This is what i've done so far: [...]
Unfortunately, it's not even close. You haven't even successfully ported
the block-read logic, and that's not the interesting part of sample. It
"handles" cross-block boundaries simply by maintaining enough "previous
data" to account for the length of the search pattern, and then prepending
that to the recently read data before each match attempt.

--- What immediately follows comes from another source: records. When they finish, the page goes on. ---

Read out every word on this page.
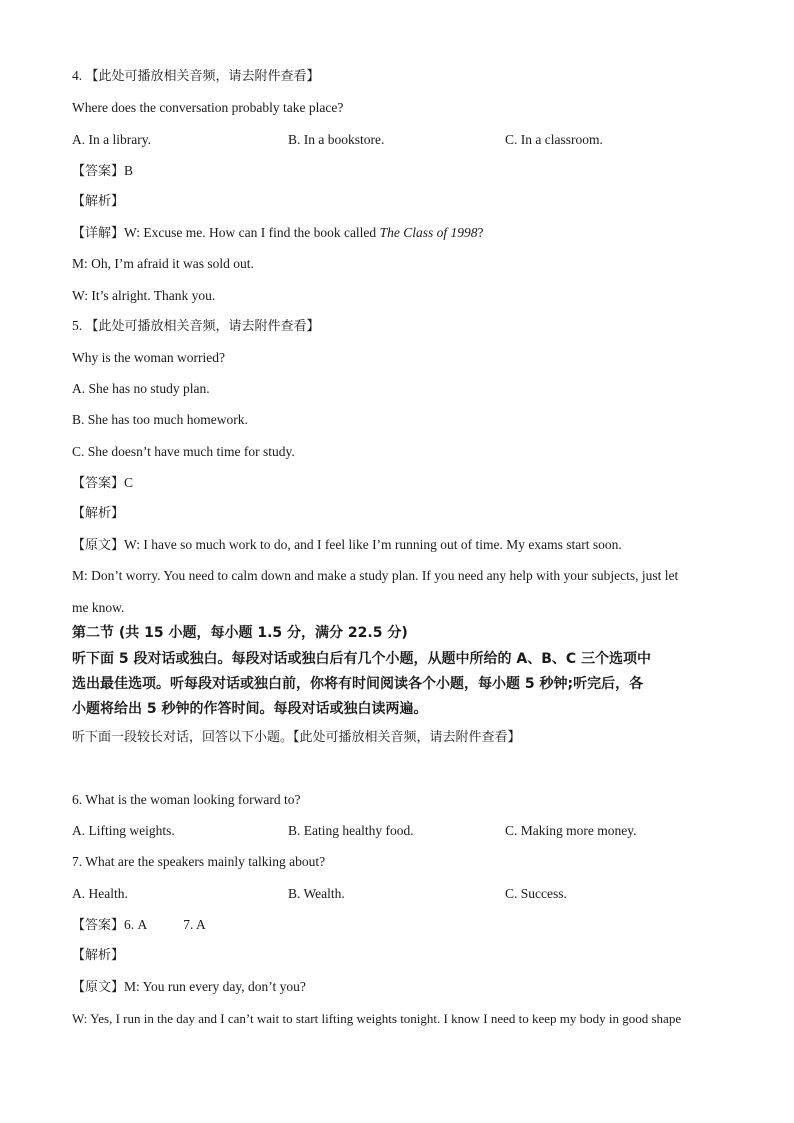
4. 【此处可播放相关音频，请去附件查看】
Where does the conversation probably take place?
A. In a library.	B. In a bookstore.	C. In a classroom.
【答案】B
【解析】
【详解】W: Excuse me. How can I find the book called The Class of 1998?
M: Oh, I’m afraid it was sold out.
W: It’s alright. Thank you.
5. 【此处可播放相关音频，请去附件查看】
Why is the woman worried?
A. She has no study plan.
B. She has too much homework.
C. She doesn’t have much time for study.
【答案】C
【解析】
【原文】W: I have so much work to do, and I feel like I’m running out of time. My exams start soon.
M: Don’t worry. You need to calm down and make a study plan. If you need any help with your subjects, just let
me know.
第二节 (共 15 小题，每小题 1.5 分，满分 22.5 分)
听下面 5 段对话或独白。每段对话或独白后有几个小题，从题中所给的 A、B、C 三个选项中
选出最佳选项。听每段对话或独白前，你将有时间阅读各个小题，每小题 5 秒钟;听完后，各
小题将给出 5 秒钟的作答时间。每段对话或独白读两遍。
听下面一段较长对话，回答以下小题。【此处可播放相关音频，请去附件查看】
6. What is the woman looking forward to?
A. Lifting weights.	B. Eating healthy food.	C. Making more money.
7. What are the speakers mainly talking about?
A. Health.	B. Wealth.	C. Success.
【答案】6. A	7. A
【解析】
【原文】M: You run every day, don’t you?
W: Yes, I run in the day and I can’t wait to start lifting weights tonight. I know I need to keep my body in good shape
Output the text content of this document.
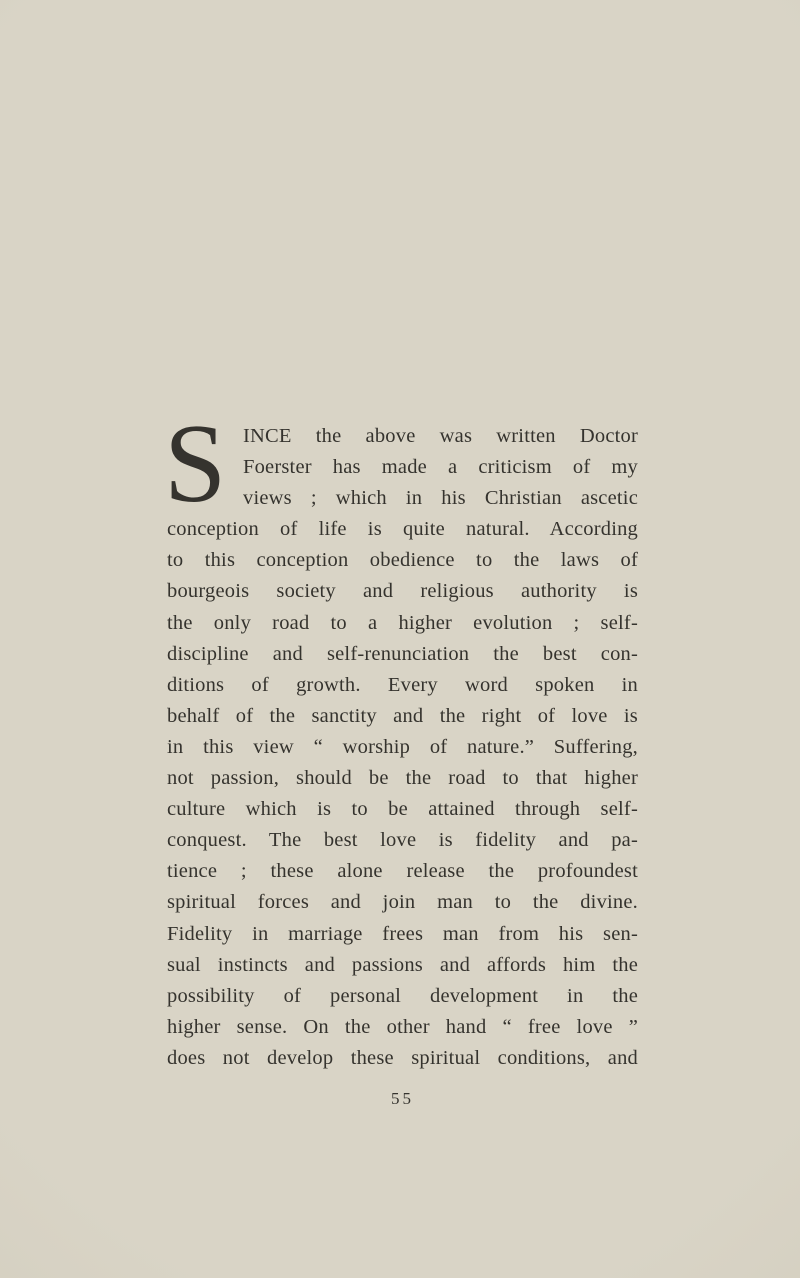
S INCE the above was written Doctor
Foerster has made a criticism of my
views ; which in his Christian ascetic
conception of life is quite natural. According
to this conception obedience to the laws of
bourgeois society and religious authority is
the only road to a higher evolution ; self-
discipline and self-renunciation the best con-
ditions of growth. Every word spoken in
behalf of the sanctity and the right of love is
in this view “ worship of nature.” Suffering,
not passion, should be the road to that higher
culture which is to be attained through self-
conquest. The best love is fidelity and pa-
tience ; these alone release the profoundest
spiritual forces and join man to the divine.
Fidelity in marriage frees man from his sen-
sual instincts and passions and affords him the
possibility of personal development in the
higher sense. On the other hand “ free love ”
does not develop these spiritual conditions, and
55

It's also
formatting the bytes as text before doing the match, which is very
inefficient.
Try something like this (warning: uncompiled, untested, unoptimized, no
error-checking, doesn't handle files > 2GB, and assumes that the search
pattern is always no longer than the length of a single block that's
read...proof of concept only):
int FindByteString(string strInputFile, byte[] rgbPattern)
{
byte[] rgbBlockCur = new byte[4096],
rgbBlockNext = new byte[rgbBlockCur.Length];
FileStream stream = File.OpenRead(strInputFile);
int cbBlockCur, cbBlockNext, ibOffset = 0, ibBaseOffset = 0;
cbBlockCur = stream.Read(rgbBlockCur, 0, rgbBlockCur.Length);
cbBlockNext = stream.Read(rgbBlockNext, 0, rgbBlockNext.Length);
while (true)
{
if (ibOffset + rgbPattern.Length <= cbBlockCur)
{
if (FRangesEqual(rgbBlockCur, ibOffset, rgbPattern.Length,
rgbPattern))
{
return ibBaseOffset + ibOffset;
}
}
else if (ibOffset + rgbPattern.Length <= cbBlockCur +
cbBlockNext)
{
if (FRangesEqual(rgbBlockCur, ibOffset, cbBlockCur -
ibOffset, rgbPattern) &&
FRangesEqual(rgbBlockNext, 0, ibOffset +
rgbPattern.Length - cbBlockCur, rgbPattern))
{
return ibBaseOffset + ibOffset;
}
}
else
{
return -1;
}
if (++ibOffset < cbBlockCur.Length)
{
continue;
}
byte[] rgbT = rgbBlockCur;
rgbBlockCur = rgbBlockNext;
rgbBlockNext = rgbT;
ibOffset = 0;
ibBaseOffset += cbBlockCur;
cbBlockCur = cbBlockNext;
cbBlockNext = stream.Read(rgbBlockNext, 0,
rgbBlockNext.Length);
}
}
bool FRangesEqual(byte[] rgb, int ibStart, int ibLength, byte[]
rgbPattern)
{
for (int ibPattern = 0; ibPattern < ibLength; ibPattern++)
{
if (rgb[ibStart + ibPattern] != rgbPattern[ibPattern])
{
return false;
}
}
return true;
}
There are a number of refinements one might make to the above. But even
that basic example ought to perform much better than a C# port of the
PowerShell script you posted. I apologize in advance for any typos or
bugs; hopefully it's enough to get you pointed in the right direction, in
spite of any flaws that might be present.